Daily Briefing 2/21/25

National PMIs (SPG)

The latest HCOB Flash PMI data for February indicates that the Eurozone's private sector maintained marginal growth, with the Composite PMI Output Index steady at 50.2, unchanged from January. The Services PMI Business Activity Index registered at 50.7, down from 51.3 in January, reflecting the weakest growth in three months. Conversely, the Manufacturing PMI Output Index rose to 48.7 from 47.1, marking a nine-month high, although remaining in contraction territory. Germany’s PMI data shows a slight growth acceleration, with the Composite PMI rising to 51.0, its highest in nine months. However, manufacturing employment slipped and growth expectations were revised down.

Interpretation

The latest PMI data from the Eurozone and Germany indicate more seasonal patterns though in some places there has been significant deterioration, enough to break the seasonality across the region. The Eurozone Composite PMI remained steady at 50.2 remained, unchanged from January. However, the continued contraction in manufacturing production is becoming alarming, marking the twenty-third consecutive month of decline. Although the rate of contraction was the slowest since May 2024, that’s more of the seasonal pattern than a material difference.

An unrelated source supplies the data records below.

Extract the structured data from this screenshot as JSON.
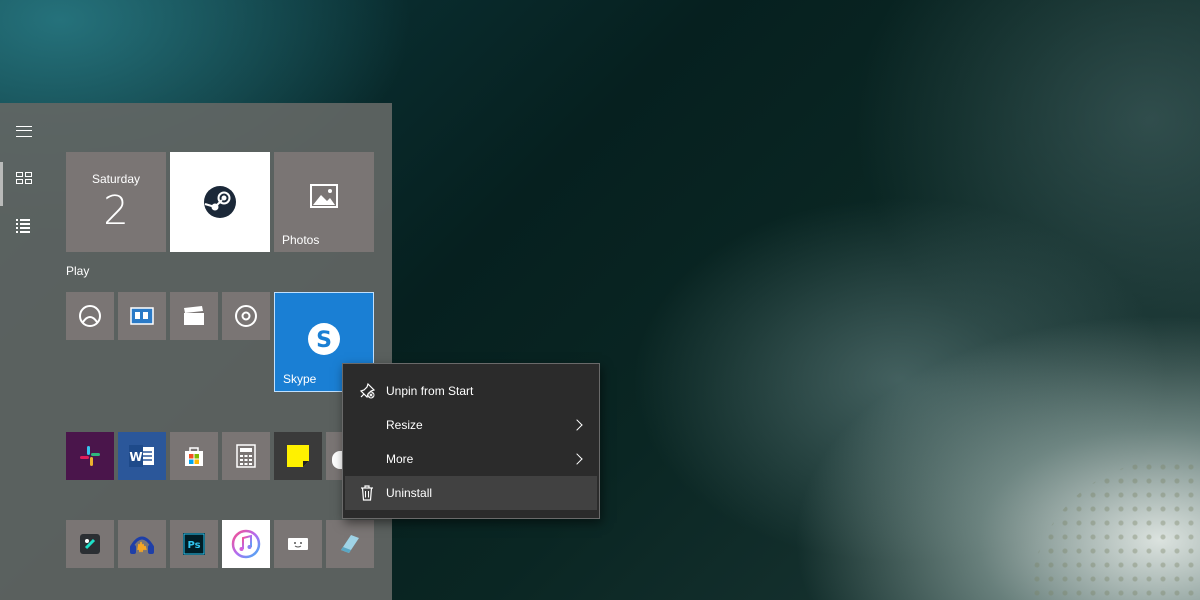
{
  "start_menu": {
    "rail": {
      "items": [
        {
          "icon": "hamburger-icon"
        },
        {
          "icon": "all-tiles-icon"
        },
        {
          "icon": "app-list-icon"
        }
      ]
    },
    "date_tile": {
      "day": "Saturday",
      "date": "2"
    },
    "tiles": {
      "steam": {
        "icon": "steam-icon"
      },
      "photos": {
        "label": "Photos",
        "icon": "photos-icon"
      },
      "skype": {
        "label": "Skype",
        "icon": "skype-icon",
        "color": "#1a7fd4"
      }
    },
    "group_label": "Play",
    "play_tiles": [
      {
        "icon": "xbox-icon"
      },
      {
        "icon": "solitaire-icon"
      },
      {
        "icon": "movies-icon"
      },
      {
        "icon": "groove-music-icon"
      }
    ],
    "row3_tiles": [
      {
        "icon": "slack-icon",
        "color": "#4a154b"
      },
      {
        "icon": "word-icon",
        "color": "#2b579a"
      },
      {
        "icon": "store-icon"
      },
      {
        "icon": "calculator-icon"
      },
      {
        "icon": "sticky-notes-icon",
        "color": "#3a3a3a"
      }
    ],
    "row4_tiles": [
      {
        "icon": "filmora-icon"
      },
      {
        "icon": "audacity-icon"
      },
      {
        "icon": "photoshop-icon"
      },
      {
        "icon": "itunes-icon",
        "color": "#ffffff"
      },
      {
        "icon": "game-icon"
      },
      {
        "icon": "eraser-icon"
      }
    ]
  },
  "context_menu": {
    "items": [
      {
        "label": "Unpin from Start",
        "icon": "unpin-icon"
      },
      {
        "label": "Resize",
        "submenu": true
      },
      {
        "label": "More",
        "submenu": true
      },
      {
        "label": "Uninstall",
        "icon": "trash-icon"
      }
    ]
  }
}
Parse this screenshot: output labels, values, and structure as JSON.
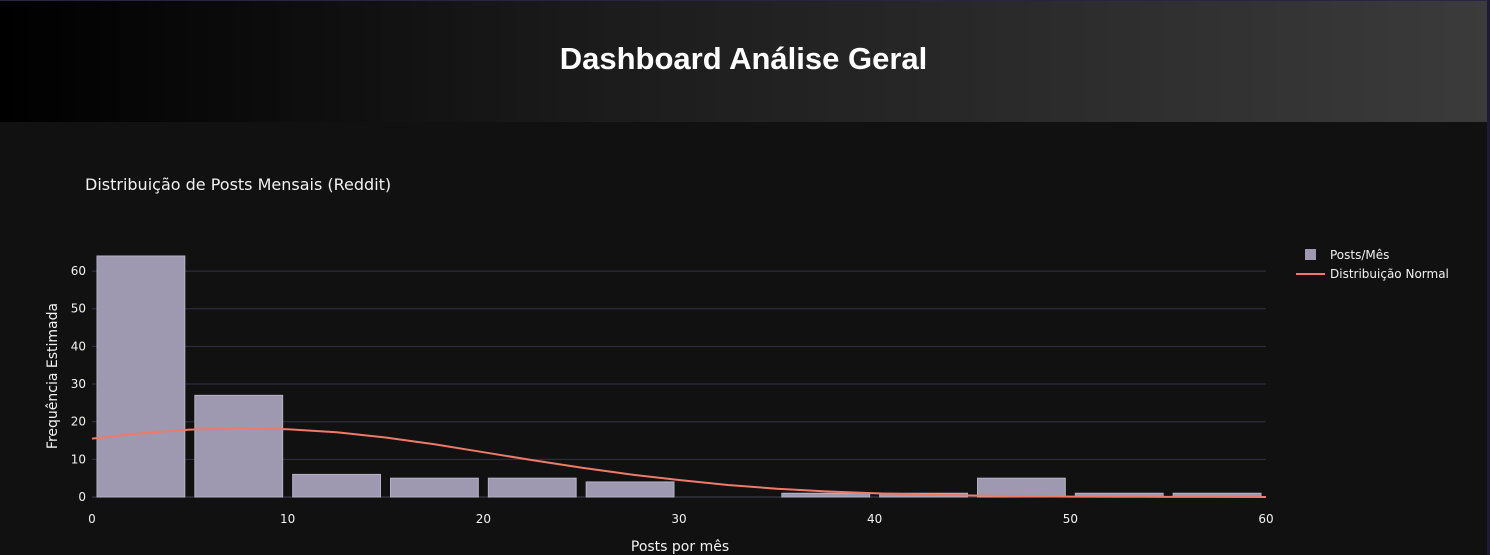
{
  "header": {
    "title": "Dashboard Análise Geral"
  },
  "colors": {
    "bar": "#9e99b0",
    "bar_outline": "#b6b2c4",
    "curve": "#ef7a68",
    "grid": "#333344",
    "background": "#111111"
  },
  "chart_data": {
    "type": "bar",
    "title": "Distribuição de Posts Mensais (Reddit)",
    "xlabel": "Posts por mês",
    "ylabel": "Frequência Estimada",
    "xlim": [
      0,
      60
    ],
    "ylim": [
      0,
      64
    ],
    "xticks": [
      0,
      10,
      20,
      30,
      40,
      50,
      60
    ],
    "yticks": [
      0,
      10,
      20,
      30,
      40,
      50,
      60
    ],
    "grid": true,
    "legend_position": "top-right",
    "bins": [
      {
        "x0": 0,
        "x1": 5,
        "value": 64
      },
      {
        "x0": 5,
        "x1": 10,
        "value": 27
      },
      {
        "x0": 10,
        "x1": 15,
        "value": 6
      },
      {
        "x0": 15,
        "x1": 20,
        "value": 5
      },
      {
        "x0": 20,
        "x1": 25,
        "value": 5
      },
      {
        "x0": 25,
        "x1": 30,
        "value": 4
      },
      {
        "x0": 30,
        "x1": 35,
        "value": 0
      },
      {
        "x0": 35,
        "x1": 40,
        "value": 1
      },
      {
        "x0": 40,
        "x1": 45,
        "value": 1
      },
      {
        "x0": 45,
        "x1": 50,
        "value": 5
      },
      {
        "x0": 50,
        "x1": 55,
        "value": 1
      },
      {
        "x0": 55,
        "x1": 60,
        "value": 1
      }
    ],
    "series": [
      {
        "name": "Posts/Mês",
        "kind": "bar"
      },
      {
        "name": "Distribuição Normal",
        "kind": "line",
        "x": [
          0,
          2.5,
          5,
          7.5,
          10,
          12.5,
          15,
          17.5,
          20,
          22.5,
          25,
          27.5,
          30,
          32.5,
          35,
          37.5,
          40,
          42.5,
          45,
          47.5,
          50,
          52.5,
          55,
          57.5,
          60
        ],
        "y": [
          15.5,
          16.9,
          17.9,
          18.3,
          18.0,
          17.2,
          15.8,
          14.0,
          11.9,
          9.8,
          7.8,
          6.0,
          4.5,
          3.2,
          2.2,
          1.5,
          1.0,
          0.6,
          0.4,
          0.2,
          0.1,
          0.07,
          0.04,
          0.02,
          0.01
        ]
      }
    ]
  }
}
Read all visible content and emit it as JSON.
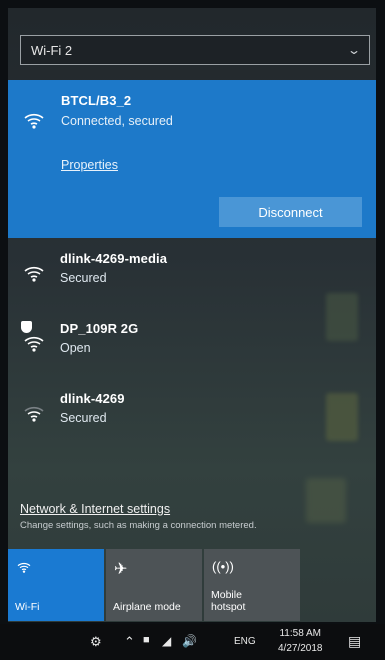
{
  "adapter_select": {
    "value": "Wi-Fi 2"
  },
  "connected_network": {
    "name": "BTCL/B3_2",
    "status": "Connected, secured",
    "properties_label": "Properties",
    "disconnect_label": "Disconnect"
  },
  "networks": [
    {
      "name": "dlink-4269-media",
      "status": "Secured"
    },
    {
      "name": "DP_109R 2G",
      "status": "Open"
    },
    {
      "name": "dlink-4269",
      "status": "Secured"
    }
  ],
  "settings": {
    "link": "Network & Internet settings",
    "subtitle": "Change settings, such as making a connection metered."
  },
  "quick_actions": [
    {
      "label": "Wi-Fi",
      "icon": "wifi-icon",
      "active": true
    },
    {
      "label": "Airplane mode",
      "icon": "airplane-icon",
      "active": false
    },
    {
      "label": "Mobile hotspot",
      "icon": "hotspot-icon",
      "active": false
    }
  ],
  "taskbar": {
    "language": "ENG",
    "time": "11:58 AM",
    "date": "4/27/2018"
  },
  "colors": {
    "accent": "#1d79c9",
    "tile_active": "#1a7ad2",
    "tile_inactive": "#4d5356"
  }
}
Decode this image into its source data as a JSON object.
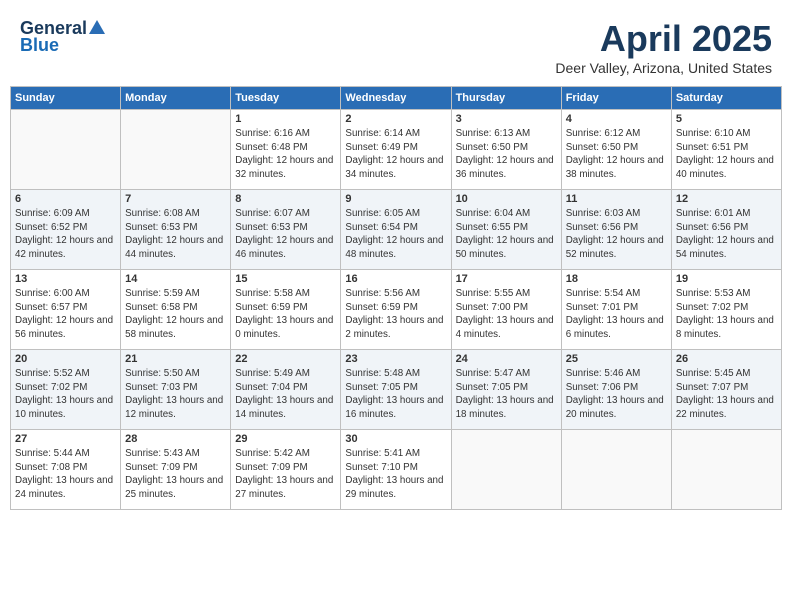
{
  "logo": {
    "general": "General",
    "blue": "Blue"
  },
  "title": {
    "month": "April 2025",
    "location": "Deer Valley, Arizona, United States"
  },
  "headers": [
    "Sunday",
    "Monday",
    "Tuesday",
    "Wednesday",
    "Thursday",
    "Friday",
    "Saturday"
  ],
  "weeks": [
    [
      {
        "day": "",
        "info": ""
      },
      {
        "day": "",
        "info": ""
      },
      {
        "day": "1",
        "info": "Sunrise: 6:16 AM\nSunset: 6:48 PM\nDaylight: 12 hours\nand 32 minutes."
      },
      {
        "day": "2",
        "info": "Sunrise: 6:14 AM\nSunset: 6:49 PM\nDaylight: 12 hours\nand 34 minutes."
      },
      {
        "day": "3",
        "info": "Sunrise: 6:13 AM\nSunset: 6:50 PM\nDaylight: 12 hours\nand 36 minutes."
      },
      {
        "day": "4",
        "info": "Sunrise: 6:12 AM\nSunset: 6:50 PM\nDaylight: 12 hours\nand 38 minutes."
      },
      {
        "day": "5",
        "info": "Sunrise: 6:10 AM\nSunset: 6:51 PM\nDaylight: 12 hours\nand 40 minutes."
      }
    ],
    [
      {
        "day": "6",
        "info": "Sunrise: 6:09 AM\nSunset: 6:52 PM\nDaylight: 12 hours\nand 42 minutes."
      },
      {
        "day": "7",
        "info": "Sunrise: 6:08 AM\nSunset: 6:53 PM\nDaylight: 12 hours\nand 44 minutes."
      },
      {
        "day": "8",
        "info": "Sunrise: 6:07 AM\nSunset: 6:53 PM\nDaylight: 12 hours\nand 46 minutes."
      },
      {
        "day": "9",
        "info": "Sunrise: 6:05 AM\nSunset: 6:54 PM\nDaylight: 12 hours\nand 48 minutes."
      },
      {
        "day": "10",
        "info": "Sunrise: 6:04 AM\nSunset: 6:55 PM\nDaylight: 12 hours\nand 50 minutes."
      },
      {
        "day": "11",
        "info": "Sunrise: 6:03 AM\nSunset: 6:56 PM\nDaylight: 12 hours\nand 52 minutes."
      },
      {
        "day": "12",
        "info": "Sunrise: 6:01 AM\nSunset: 6:56 PM\nDaylight: 12 hours\nand 54 minutes."
      }
    ],
    [
      {
        "day": "13",
        "info": "Sunrise: 6:00 AM\nSunset: 6:57 PM\nDaylight: 12 hours\nand 56 minutes."
      },
      {
        "day": "14",
        "info": "Sunrise: 5:59 AM\nSunset: 6:58 PM\nDaylight: 12 hours\nand 58 minutes."
      },
      {
        "day": "15",
        "info": "Sunrise: 5:58 AM\nSunset: 6:59 PM\nDaylight: 13 hours\nand 0 minutes."
      },
      {
        "day": "16",
        "info": "Sunrise: 5:56 AM\nSunset: 6:59 PM\nDaylight: 13 hours\nand 2 minutes."
      },
      {
        "day": "17",
        "info": "Sunrise: 5:55 AM\nSunset: 7:00 PM\nDaylight: 13 hours\nand 4 minutes."
      },
      {
        "day": "18",
        "info": "Sunrise: 5:54 AM\nSunset: 7:01 PM\nDaylight: 13 hours\nand 6 minutes."
      },
      {
        "day": "19",
        "info": "Sunrise: 5:53 AM\nSunset: 7:02 PM\nDaylight: 13 hours\nand 8 minutes."
      }
    ],
    [
      {
        "day": "20",
        "info": "Sunrise: 5:52 AM\nSunset: 7:02 PM\nDaylight: 13 hours\nand 10 minutes."
      },
      {
        "day": "21",
        "info": "Sunrise: 5:50 AM\nSunset: 7:03 PM\nDaylight: 13 hours\nand 12 minutes."
      },
      {
        "day": "22",
        "info": "Sunrise: 5:49 AM\nSunset: 7:04 PM\nDaylight: 13 hours\nand 14 minutes."
      },
      {
        "day": "23",
        "info": "Sunrise: 5:48 AM\nSunset: 7:05 PM\nDaylight: 13 hours\nand 16 minutes."
      },
      {
        "day": "24",
        "info": "Sunrise: 5:47 AM\nSunset: 7:05 PM\nDaylight: 13 hours\nand 18 minutes."
      },
      {
        "day": "25",
        "info": "Sunrise: 5:46 AM\nSunset: 7:06 PM\nDaylight: 13 hours\nand 20 minutes."
      },
      {
        "day": "26",
        "info": "Sunrise: 5:45 AM\nSunset: 7:07 PM\nDaylight: 13 hours\nand 22 minutes."
      }
    ],
    [
      {
        "day": "27",
        "info": "Sunrise: 5:44 AM\nSunset: 7:08 PM\nDaylight: 13 hours\nand 24 minutes."
      },
      {
        "day": "28",
        "info": "Sunrise: 5:43 AM\nSunset: 7:09 PM\nDaylight: 13 hours\nand 25 minutes."
      },
      {
        "day": "29",
        "info": "Sunrise: 5:42 AM\nSunset: 7:09 PM\nDaylight: 13 hours\nand 27 minutes."
      },
      {
        "day": "30",
        "info": "Sunrise: 5:41 AM\nSunset: 7:10 PM\nDaylight: 13 hours\nand 29 minutes."
      },
      {
        "day": "",
        "info": ""
      },
      {
        "day": "",
        "info": ""
      },
      {
        "day": "",
        "info": ""
      }
    ]
  ]
}
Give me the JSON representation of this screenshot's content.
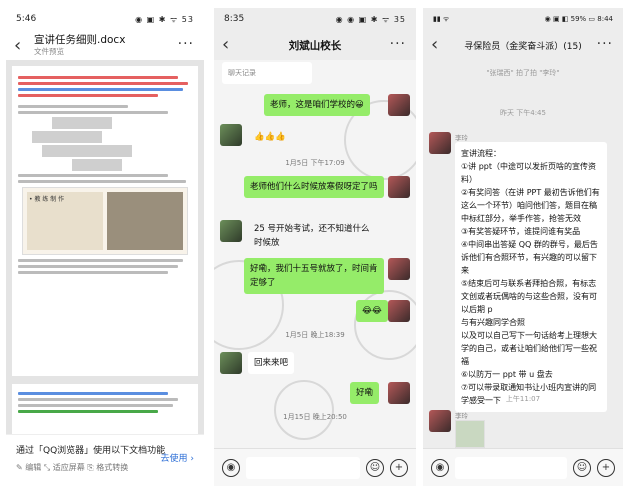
{
  "p1": {
    "time": "5:46",
    "status_icons": "◉ ▣ ✱ ᯤ 53",
    "doc_title": "宣讲任务细则.docx",
    "doc_sub": "文件预览",
    "doc_heading": "• 教 练 制 作",
    "qq_prompt": "通过「QQ浏览器」使用以下文档功能",
    "qq_tools": "✎ 编辑   ⤡ 适应屏幕   ⎘ 格式转换",
    "qq_go": "去使用 ›"
  },
  "p2": {
    "time": "8:35",
    "status_icons": "◉ ◉ ▣ ✱ ᯤ 35",
    "title": "刘斌山校长",
    "top_notice": "聊天记录",
    "m1": "老师，这是咱们学校的😀",
    "m2": "👍👍👍",
    "t1": "1月5日 下午17:09",
    "m3": "老师他们什么时候放寒假呀定了吗",
    "m4": "25 号开始考试，还不知道什么时候放",
    "m5": "好嘞，我们十五号就放了，时间肯定够了",
    "m6": "😂😂",
    "t2": "1月5日 晚上18:39",
    "m7": "回来来吧",
    "m8": "好嘞",
    "t3": "1月15日 晚上20:50"
  },
  "p3": {
    "status_left": "▮▮ ᯤ",
    "status_right": "◉ ▣ ◧ 59% ▭ 8:44",
    "title": "寻保险员（金奖奋斗派）(15)",
    "sys1": "\"张瑞西\" 拍了拍 \"李玲\"",
    "t1": "昨天 下午4:45",
    "sender": "李玲",
    "lines": [
      "宣讲流程：",
      "①讲 ppt（中途可以发折页啥的宣传资料）",
      "②有奖问答（在讲 PPT 最初告诉他们有这么一个环节）咱问他们答，题目在稿中标红部分，举手作答，抢答无效",
      "③有奖答疑环节，谁提问谁有奖品",
      "④中间串出答疑 QQ 群的群号，最后告诉他们有合照环节，有兴趣的可以留下来",
      "⑤结束后可与联系者拜拍合照，有标志文创或者玩偶啥的与这些合照，没有可以后期 p",
      "与有兴趣同学合照",
      "以及可以自己写下一句话给考上理想大学的自己，或者让咱们给他们写一些祝福",
      "⑥以防万一 ppt 带 u 盘去",
      "⑦可以带录取通知书让小班内宣讲的同学感受一下"
    ],
    "t2": "上午11:07",
    "sender2": "李玲"
  }
}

Importantly, new orders fell for the ninth straight month, with the decline accelerating compared to January. Both services and manufacturing saw drops in new business, reflecting ongoing demand challenges. Additionally, manufacturing employment fell at the sharpest rate in four-and-a-half years, raising fears the latest false dawn is proving to be the final straw on the entire labor market edifice.

Germany’s PMI data, on the surface, present a more optimistic picture, indicating a modest acceleration in growth, with the Composite PMI rising to 51.0, marking the highest level in nine months. This improvement is largely attributed to a reduced drag from manufacturing, which contracted at its slowest pace since May 2024. Meanwhile, the services sector maintained a steady level, albeit at a slightly slower rate.

One notable trend is the disparity in performance across the Eurozone. Germany's relative stability – meaning no longer contracting at egregious rates - contrasts with France, which recorded the sharpest decline in business activity in nearly a year and a half. This divergence reflects a broader pattern of regional imbalances, with Germany benefiting from a seasonal rebound that has not materialized in other Eurozone economies due to that accelerating downturn. It could be argued that the current weakness in services across Europe parallels trends observed in the US, suggesting a broader slowdown following a pull-forward of demand into 2024.

Overall employment in the manufacturing sector has started to decline at a faster clip than in January. This trend could be linked, among other factors, to revised growth expectations, which have been adjusted downward, falling below the long-run average. A similar pattern has been observed in the services sector as well.